L'avionneur américain est déterminé à ne rien céder à la concurrence, que ce soit Airbus ou même un joueur mineur pour elle, Bombardier. Boeing semble aussi vouloir surfer sur la vague protectionniste de Donald Trump.
Un géant centenaire
Fondée en 1916 par William Boeing à Seattle, Boeing est la plus grande entreprise aérospatiale au monde avec 140 000 employés et une présence dans 65 pays. Elle fabrique des avions militaires et civils ainsi que toutes sortes d’engins spatiaux.
À Seattle, dans la plus grande usine du monde, l'entreprise assemble le 777, qui s’est déjà vendu à plus de 1500 exemplaires, et elle s'apprête à y construire le 777X, dernier cri technologique, avec de gigantesques ailes en composite qui ont nécessité un investissement d'1 milliard de dollars.
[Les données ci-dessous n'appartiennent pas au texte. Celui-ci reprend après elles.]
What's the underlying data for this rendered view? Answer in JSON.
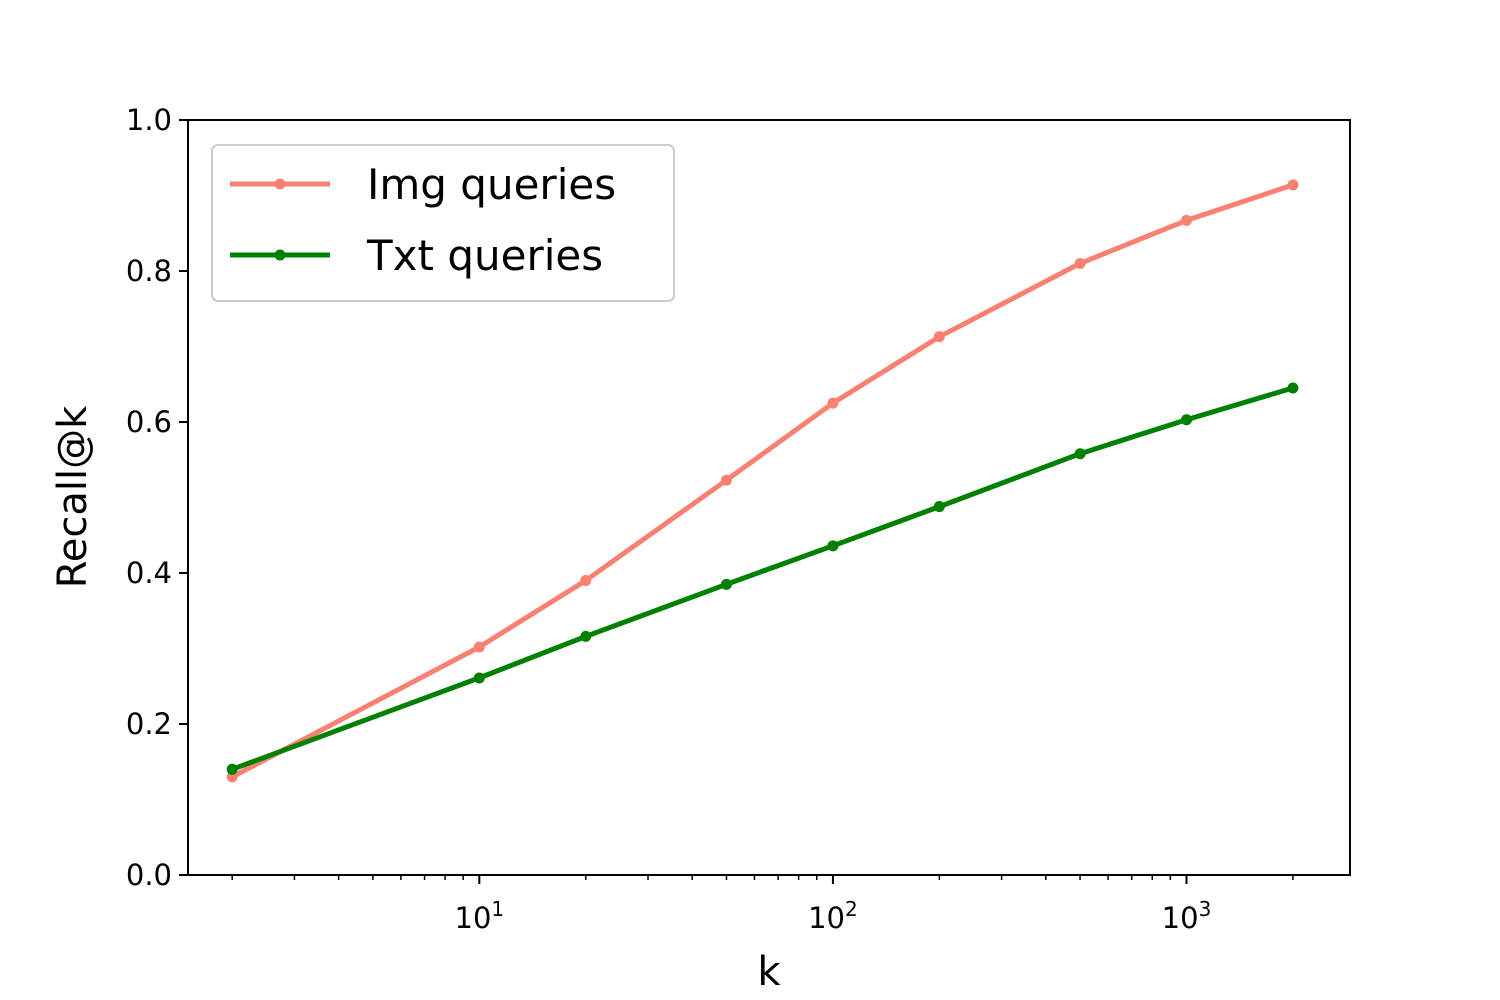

Au sud de Seattle, à Renton, Boeing assemble ses 737, l’avion le plus vendu au monde et ses 737 Max, version améliorée, concurrent de l’Airbus A230 Néo et plus ou moins de la C Series de Bombardier. C’est l’unique fabricant d’avions commerciaux qui reste aux États-Unis après son acquisition de McDonnell-Douglas et le retrait de Lockheed de ce secteur.
Son grand concurrent et ennemi juré est l’européen Airbus. Boeing a déposé une plainte au département du Commerce américain contre Bombardier pour la vente supposément subventionnée de CS100 au transporteur Delta. Des droits compensatoires préliminaires de 300 % ont été imposés à Bombardier, provoquant un tollé chez les analystes et les politiciens canadiens.
« Bombardier n’est pas vraiment une menace. Boeing construit 57 avions par mois, Bombardier va en produire 22 cette année. »
Une culture d'entreprise très stricte
En 2005, Boeing a déménagé son siège social de Seattle à Chicago. C’est là que la compagnie a commencé à changer. Ensuite, selon les analystes, le 787, le fameux Dreamliner, lui a coûté une fortune à développer : 30 milliards de dollars. Trop cher.
« Dans l'histoire de Boeing, le 787 est un moment charnière », explique l'analyste Michel Merluzeau d'Airinsight Research. L'entreprise a testé, dit-il, sa capacité d'adaptation et celle de ses fournisseurs.
Selon la firme d'analyse Berenberg, Boeing vend encore ses 787 sous le coût de production, 130 millions de dollars par appareil, et devrait bientôt commencer à faire des profits. C’est pourtant ce qui est reproché à la C Series de Bombardier.
M. McIntosh précise que Boeing n'a pas toujours été en quête constante d'une plus grande rentabilité.
« C'est devenu, sous le PDG Dennis Muilenburg, une entreprise beaucoup axée sur les ventes, la réduction des coûts, l'optimisation des dividendes et le rachat des titres de Boeing pour toujours augmenter la valeur pour les actionnaires. »
Aujourd’hui, Boeing est l’enfant chéri de la Bourse de New York. La valeur de l’action est passée de 120 $US en 2016 à plus de 275 $US récemment.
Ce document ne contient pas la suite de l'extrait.